Azure Confidential Computing targets data in use because this is when most attacks happen. According to Azure Chief Technology Officer Mark Russinovich says data breaches are happening daily:
“Data breaches are virtually daily news events, with attackers gaining access to personally identifiable information (PII), financial data, and corporate intellectual property. While many breaches are the result of poorly configured access control, most can be traced to data that is accessed while in use…”
With the Microsoft and Intel SGX solution deployed, the customer targets the active data by placing it in an enclosed virtual black box. This keeps the data safe, and stops anyone outside from accessing it. The customer is the only party that can access the enclosed data.

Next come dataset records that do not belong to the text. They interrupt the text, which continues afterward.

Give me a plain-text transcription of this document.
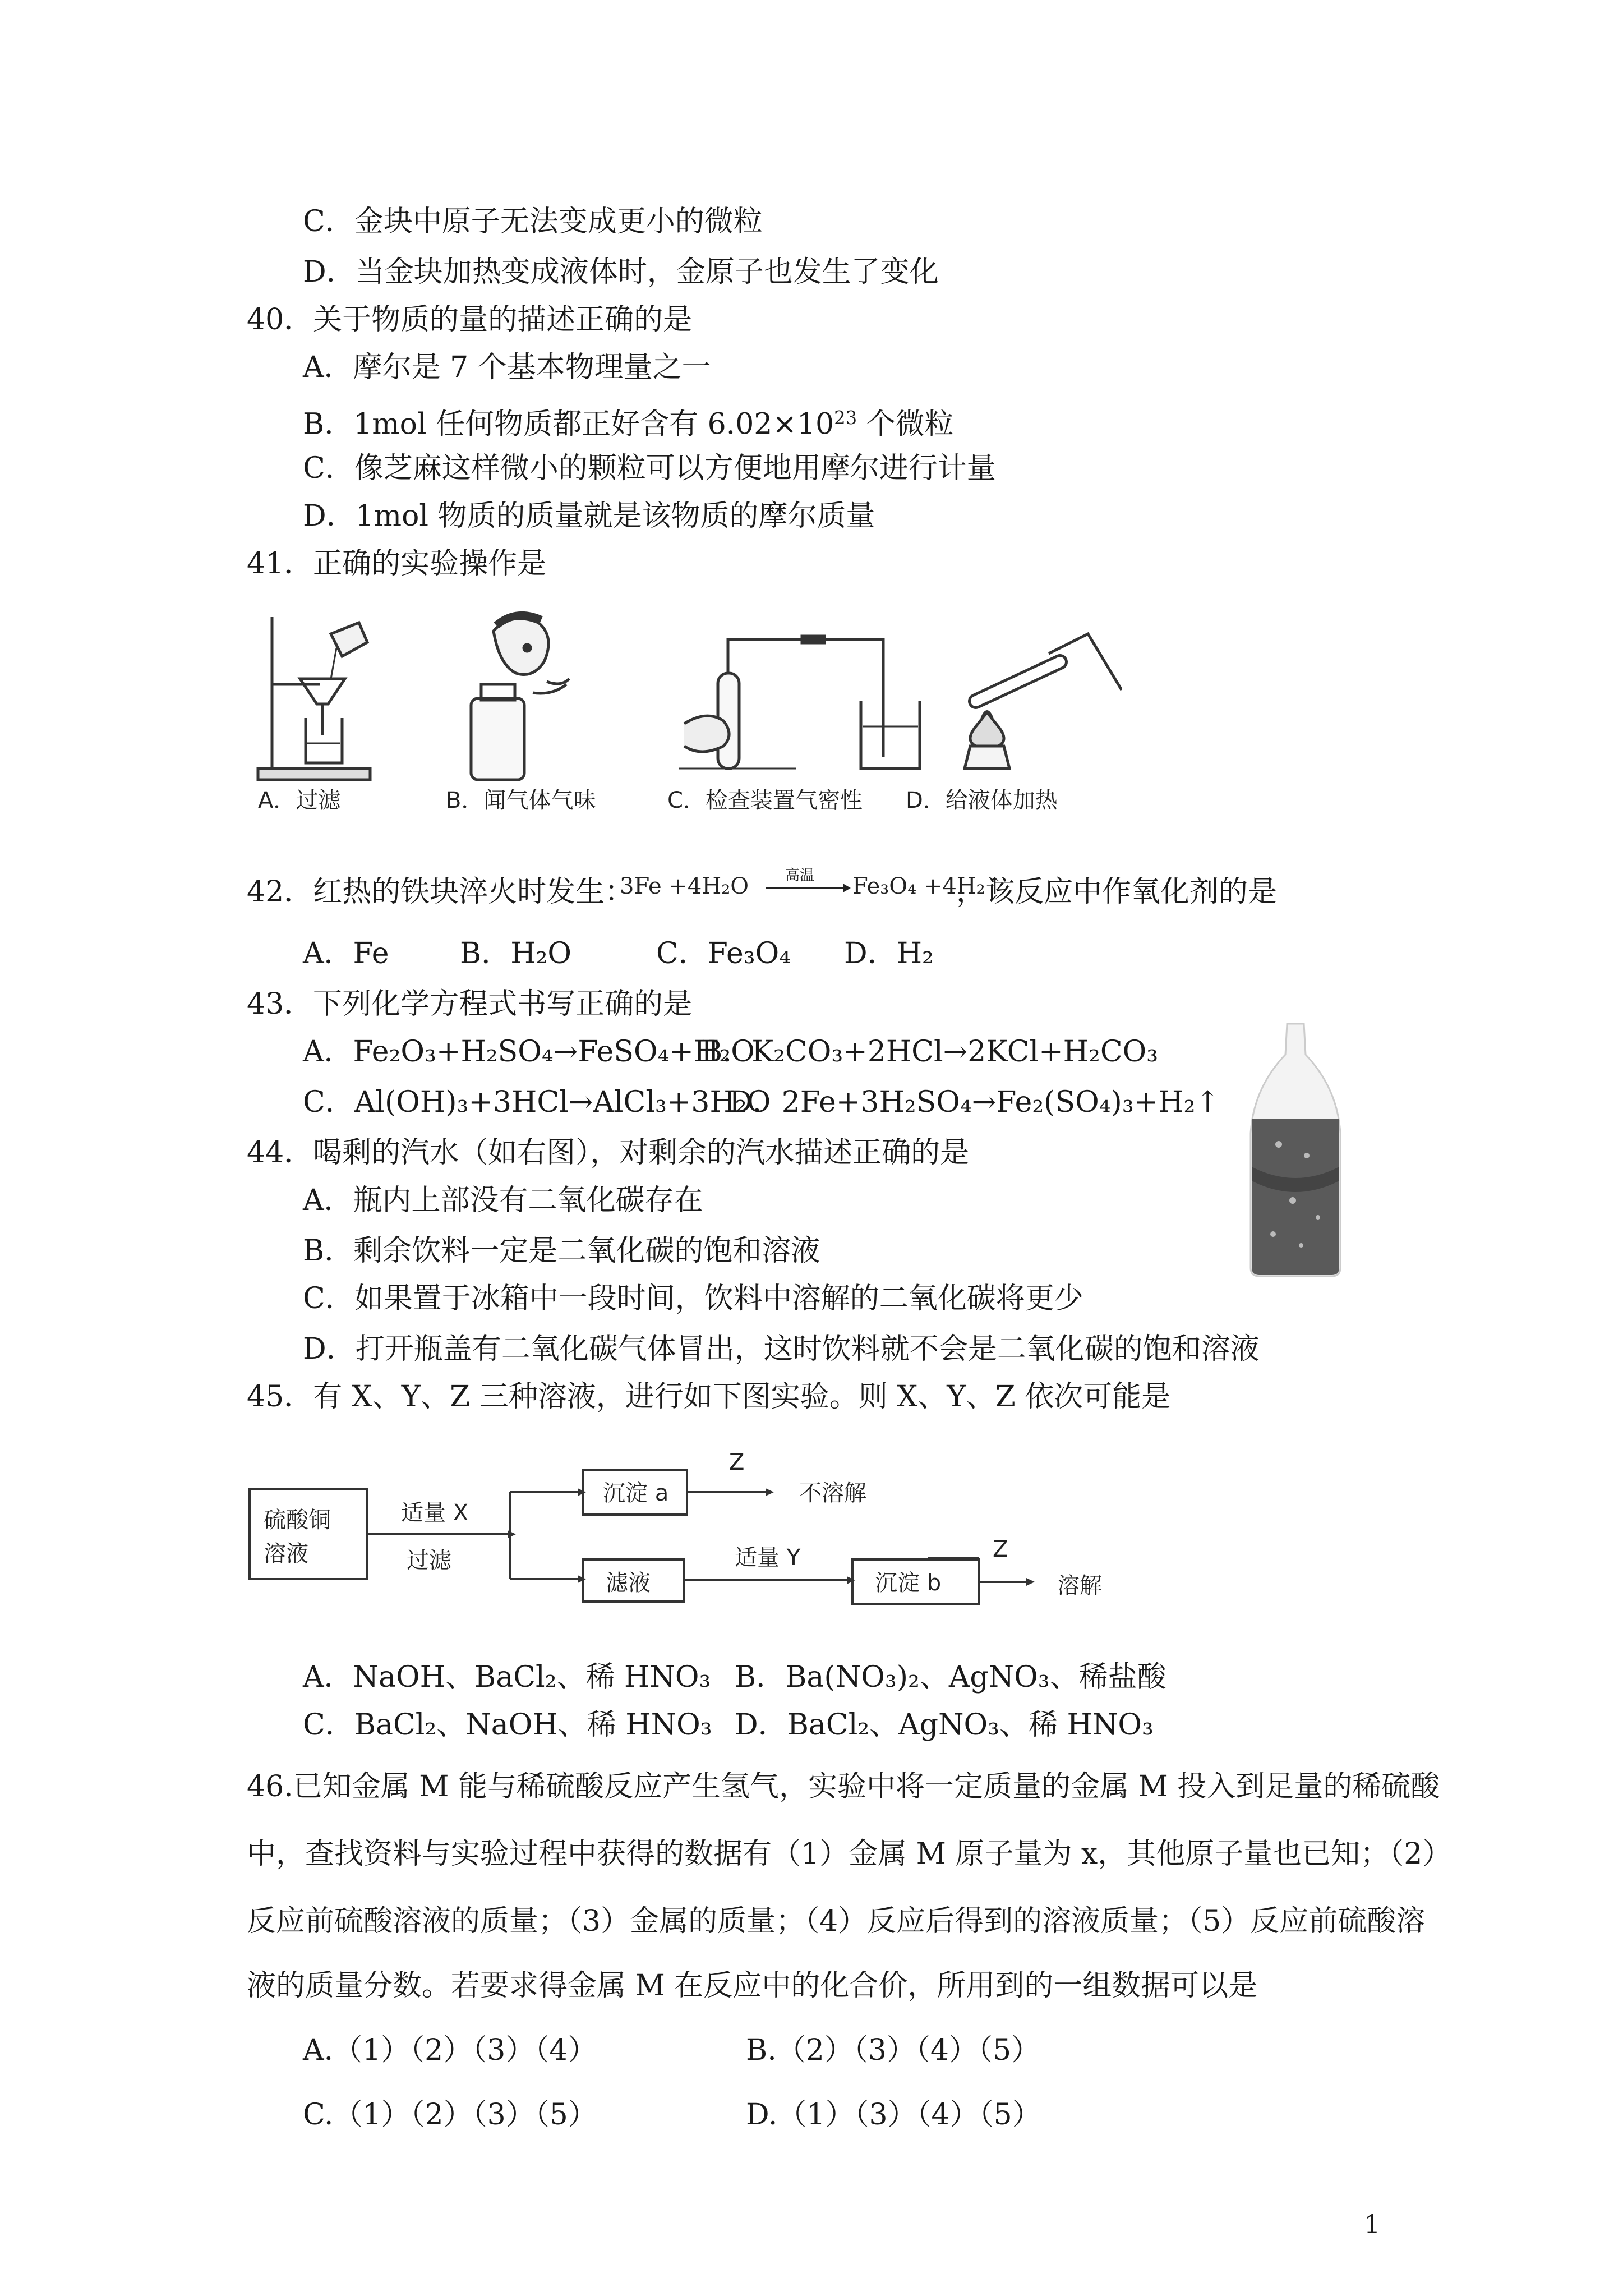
C．金块中原子无法变成更小的微粒
D．当金块加热变成液体时，金原子也发生了变化
40．关于物质的量的描述正确的是
A．摩尔是 7 个基本物理量之一
B．1mol 任何物质都正好含有 $6.02\times 10^{23}$ 个微粒
C．像芝麻这样微小的颗粒可以方便地用摩尔进行计量
D．1mol 物质的质量就是该物质的摩尔质量
41．正确的实验操作是
A．过滤	B．闻气体气味	C．检查装置气密性 D．给液体加热
42．红热的铁块淬火时发生：
3Fe +4H₂O 高温 Fe₃O₄ +4H₂↑
，该反应中作氧化剂的是
A．Fe B．H₂O	C．Fe₃O₄ D．H₂
43．下列化学方程式书写正确的是
A．Fe₂O₃+H₂SO₄→FeSO₄+H₂O
B．K₂CO₃+2HCl→2KCl+H₂CO₃
C．Al(OH)₃+3HCl→AlCl₃+3H₂O
D．2Fe+3H₂SO₄→Fe₂(SO₄)₃+H₂↑
44．喝剩的汽水（如右图），对剩余的汽水描述正确的是
A．瓶内上部没有二氧化碳存在
B．剩余饮料一定是二氧化碳的饱和溶液
C．如果置于冰箱中一段时间，饮料中溶解的二氧化碳将更少
D．打开瓶盖有二氧化碳气体冒出，这时饮料就不会是二氧化碳的饱和溶液
45．有 X、Y、Z 三种溶液，进行如下图实验。则 X、Y、Z 依次可能是
硫酸铜
溶液
适量 X
过滤
沉淀 a
Z
不溶解
滤液
适量 Y
沉淀 b
Z
溶解
A．NaOH、BaCl₂、稀 HNO₃ B．Ba(NO₃)₂、AgNO₃、稀盐酸
C．BaCl₂、NaOH、稀 HNO₃ D．BaCl₂、AgNO₃、稀 HNO₃
46.已知金属 M 能与稀硫酸反应产生氢气，实验中将一定质量的金属 M 投入到足量的稀硫酸
中，查找资料与实验过程中获得的数据有（1）金属 M 原子量为 x，其他原子量也已知；（2）
反应前硫酸溶液的质量；（3）金属的质量；（4）反应后得到的溶液质量；（5）反应前硫酸溶
液的质量分数。若要求得金属 M 在反应中的化合价，所用到的一组数据可以是
A.（1）（2）（3）（4）	B.（2）（3）（4）（5）
C.（1）（2）（3）（5）	D.（1）（3）（4）（5）
1
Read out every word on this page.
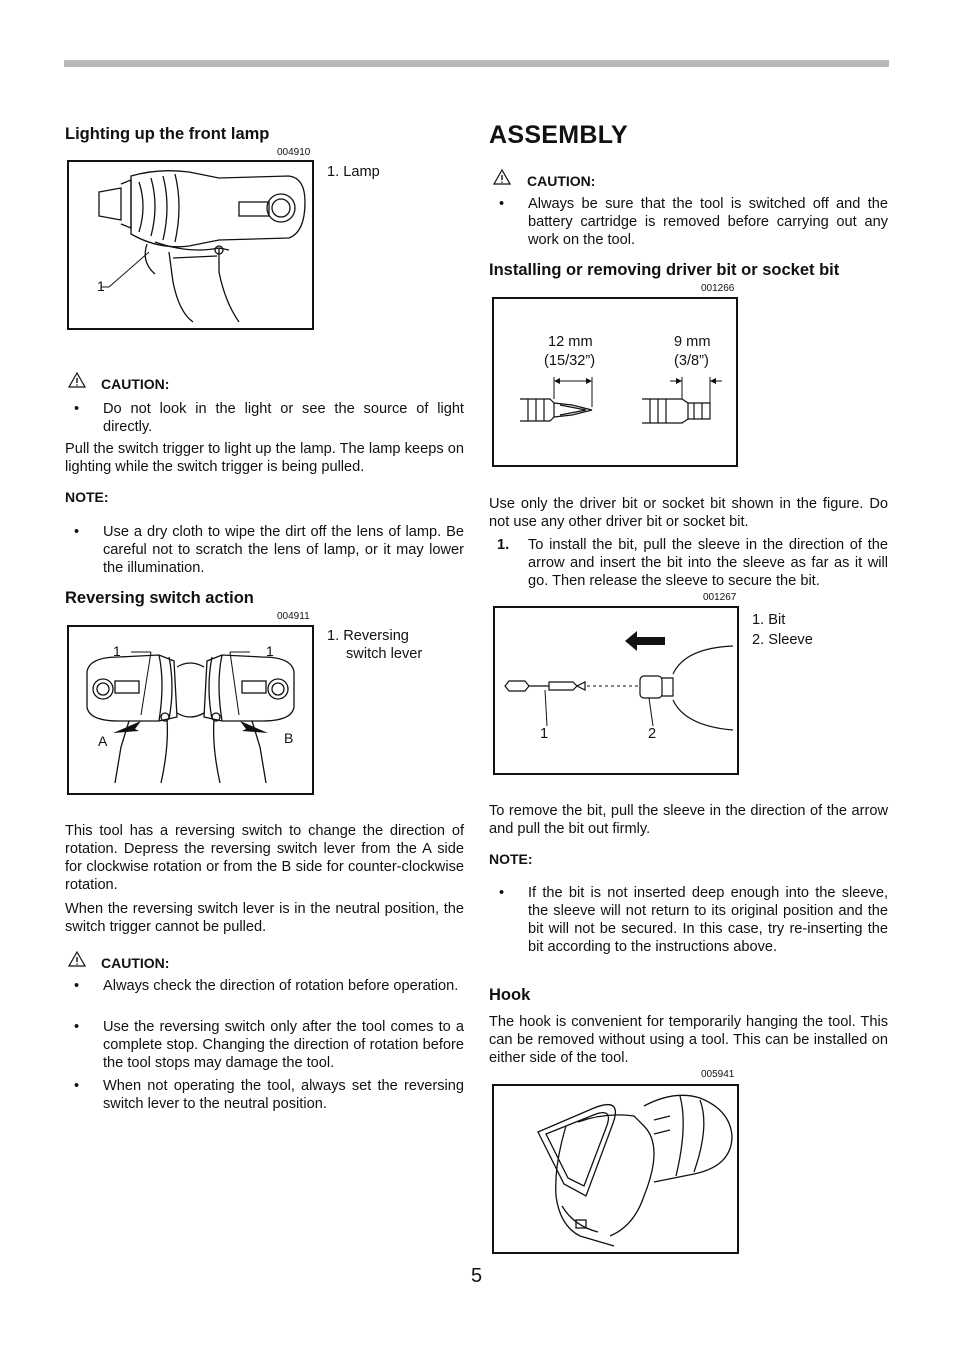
Lighting up the front lamp
004910
1
1. Lamp
CAUTION:
• Do not look in the light or see the source of light directly.

Pull the switch trigger to light up the lamp. The lamp keeps on lighting while the switch trigger is being pulled.

NOTE:
• Use a dry cloth to wipe the dirt off the lens of lamp. Be careful not to scratch the lens of lamp, or it may lower the illumination.
Reversing switch action
004911
1	1
A	B
1. Reversing
switch lever

This tool has a reversing switch to change the direction of rotation. Depress the reversing switch lever from the A side for clockwise rotation or from the B side for counter-clockwise rotation.

When the reversing switch lever is in the neutral position, the switch trigger cannot be pulled.

CAUTION:
• Always check the direction of rotation before operation.
• Use the reversing switch only after the tool comes to a complete stop. Changing the direction of rotation before the tool stops may damage the tool.
• When not operating the tool, always set the reversing switch lever to the neutral position.
ASSEMBLY
CAUTION:
• Always be sure that the tool is switched off and the battery cartridge is removed before carrying out any work on the tool.
Installing or removing driver bit or socket bit
001266
12 mm
(15/32”)
9 mm
(3/8”)

Use only the driver bit or socket bit shown in the figure. Do not use any other driver bit or socket bit.

1. To install the bit, pull the sleeve in the direction of the arrow and insert the bit into the sleeve as far as it will go. Then release the sleeve to secure the bit.
001267
1	2
1. Bit
2. Sleeve

To remove the bit, pull the sleeve in the direction of the arrow and pull the bit out firmly.

NOTE:
• If the bit is not inserted deep enough into the sleeve, the sleeve will not return to its original position and the bit will not be secured. In this case, try re-inserting the bit according to the instructions above.
Hook

The hook is convenient for temporarily hanging the tool. This can be removed without using a tool. This can be installed on either side of the tool.

005941
5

Obviously, this is to prevent any malicious actors from being able to corrupt the data. Azure Confidential Computing also prevents Microsoft from turning data over to governments when under warrant or subpoenas.
The company has often vocally opposed US government acts to take data. Indeed, Microsoft has combatted the U.S. Department of Justice through the courts over various cases of refusing to release customer data.
“They can be sure that they can’t do any better than this on their own premises,” Russinovich explains. “This data is completely protected from us and from any attackers.”
Microsoft has launched Azure Confidential Computing in preview starting today. The service gives cloud customers two ways to secure their data. Microsoft uses its own servers, but alternatively customers can also use in-built security features in Intel’s chops.
Data enclaves have been part of Intel’s technology since 2015, but did not plan to integrate it with servers for several years. Microsoft worked with its long-time partner to bring the enclaves to servers more rapidly.